Vraiment le sport de combat du moment ! C'est un phénomène,
une méthode même, qui dépasse de loin le clivage gauche-droite, le
cadre politique et idéologique. C'était d'abord culturel. Il faut
se rappeler les cinémas brûlés à la sortie de La Dernière
Tentation du Christ dans les années 80 et la panique morale totale
ayant entouré la sortie du film Baise-Moi en 2000. Virginie
Despentes harcelée par l'extrême-droite alliée de circonstance aux
associations féministes : qui s'en souvient ? Qui ose s'en
souvenir ? Il faut aussi se rappeler de la disparition de Jar
Jar Binks dans Star Wars, après une campagne on-line massive de fans
déçus, alors qu'il était pourtant manifeste dans The Phantom
Menace que le personnage allait tenir un rôle important dans la
série. Quel plus gros cancel que celui-là ? On peut aussi
parler des ennuis faits à Paul Verhoeven par des activistes LGBTQ
durant le tournage de Basic Instinct et de tout le ramdam qui a
entouré la publication d'American Psycho de Bret Easton Ellis à peu
près à la même époque. Et je ne parle là que de choses dont je
me souviens parce que j'étais déjà adulte quand c'est arrivé. Il
existe des exemples plus anciens encore, comme la croisade de Tipper Gore contre Prince, Twisted Sister, 2 Live Crew et d'autres groupes musicaux accusés de pervertir la jeunesse américaine en parlant ouvertement de cul. La cancel-culture
ne s'est cela dit pleinement épanouie qu'avec Internet et la prolifération
des forums et des réseaux sociaux, qui sont pour elle une très bonne et très grosse caisse de
résonance.
Quelle
différence avec la censure ?
La censure
obéit à des règles, analyse généralement l'objet de la polémique
avant de trancher. Il y a des comités, des procédures, des
critères. Ce n'est pas enviable, ni très glorieux. Souvent arbitraire et même
ridicule. Lorsque j'étais ado, Orange Mécanique était ainsi toujours
interdit en Angleterre alors que je pense pour ma part avoir vu le
film pour la première fois dans le cadre d'un travail scolaire. A
Bruxelles, à moins de 400 kilomètres de Londres donc. Mais au moins
les Anglais avaient trouvé des raisons d'interdire la diffusion du
film. L'outrage aux bonnes mœurs, l'incitation à troubler l'ordre
public... C'est discutable, révoltant même, mais c'est rationnel.

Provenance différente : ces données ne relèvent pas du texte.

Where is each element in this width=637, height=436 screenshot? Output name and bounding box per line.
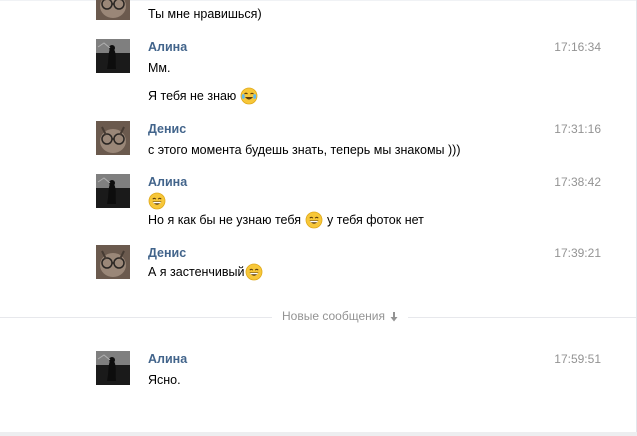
message-emoji-line (148, 192, 166, 210)
grinning-face-icon (245, 263, 263, 281)
new-messages-text: Новые сообщения (282, 309, 385, 323)
timestamp[interactable]: 17:59:51 (554, 352, 601, 366)
timestamp[interactable]: 17:16:34 (554, 40, 601, 54)
avatar-denis[interactable] (96, 0, 130, 20)
avatar-alina[interactable] (96, 351, 130, 385)
avatar-alina[interactable] (96, 39, 130, 73)
avatar-denis[interactable] (96, 121, 130, 155)
author-name[interactable]: Денис (148, 246, 186, 260)
timestamp[interactable]: 17:31:16 (554, 122, 601, 136)
avatar-denis[interactable] (96, 245, 130, 279)
message-text: А я застенчивый (148, 263, 263, 281)
message-line: Ты мне нравишься) (148, 7, 262, 21)
message-text: Ты мне нравишься) (148, 7, 262, 21)
author-name[interactable]: Денис (148, 122, 186, 136)
message-line: Но я как бы не узнаю тебя (148, 213, 302, 227)
avatar-alina[interactable] (96, 174, 130, 208)
grinning-face-icon (148, 192, 166, 210)
message-text: Но я как бы не узнаю тебя у тебя фоток н… (148, 211, 424, 229)
new-messages-label[interactable]: Новые сообщения (272, 309, 408, 323)
author-name[interactable]: Алина (148, 175, 187, 189)
grinning-face-icon (305, 211, 323, 229)
message-line: Я тебя не знаю (148, 89, 237, 103)
face-with-tears-of-joy-icon (240, 87, 258, 105)
timestamp[interactable]: 17:39:21 (554, 246, 601, 260)
message-text: с этого момента будешь знать, теперь мы … (148, 143, 460, 157)
message-text: Я тебя не знаю (148, 87, 258, 105)
author-name[interactable]: Алина (148, 40, 187, 54)
message-text: Мм. (148, 61, 170, 75)
arrow-down-icon (390, 311, 398, 322)
timestamp[interactable]: 17:38:42 (554, 175, 601, 189)
message-line: А я застенчивый (148, 265, 245, 279)
author-name[interactable]: Алина (148, 352, 187, 366)
message-line: Мм. (148, 61, 171, 75)
message-text: Ясно. (148, 373, 181, 387)
message-line: с этого момента будешь знать, теперь мы … (148, 143, 461, 157)
message-line: Ясно. (148, 373, 181, 387)
message-line: у тебя фоток нет (327, 213, 424, 227)
bottom-border (0, 432, 637, 436)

Un film comme l'Empire des Sens a aussi longtemps été interdit,
également pour des raisons précises. Les spectacles de Dieudonné
sont généralement interdits pour des raisons tout aussi précises.
La censure, ça peut se négocier aussi : votre film peut être
montrable si vous en coupez des scènes. La cancel-culture est
beaucoup plus irrationnelle. Et certainement pas négociable. Il y a
un côté M Le Maudit, l'emballement en meute, le trip search &
destroy. Qui a analysé ce qu'a vraiment tweeté JK Rowling ?
Selon quels critères ? Qui lui a demandé de s'expliquer et,
surtout, a-t-on tenu compte de ses explications ? La
cancel-culture, ce sont tout simplement des trolls en roue libre
alors que la censure cherche à se parer, certes faussement, de
sagesse, de sérieux, de jugement éclairé et même de solennité.
Comment m'y
suis-je intéressé ?
Un peu par
hasard et plutôt via des humoristes américains et anglais, ainsi
qu'en écoutant le podcast de Joe Rogan quand y sont passés pour la
première fois des gens comme Bret Weinstein et Jordan Peterson. Le
compte Twitter satirique Titania Mc Grath m'a aussi mené aux
bouquins et aux émissions de son créateur Andrew Doyle, qui reste
pour moi l'un des observateurs qui a au mieux cerné le phénomène.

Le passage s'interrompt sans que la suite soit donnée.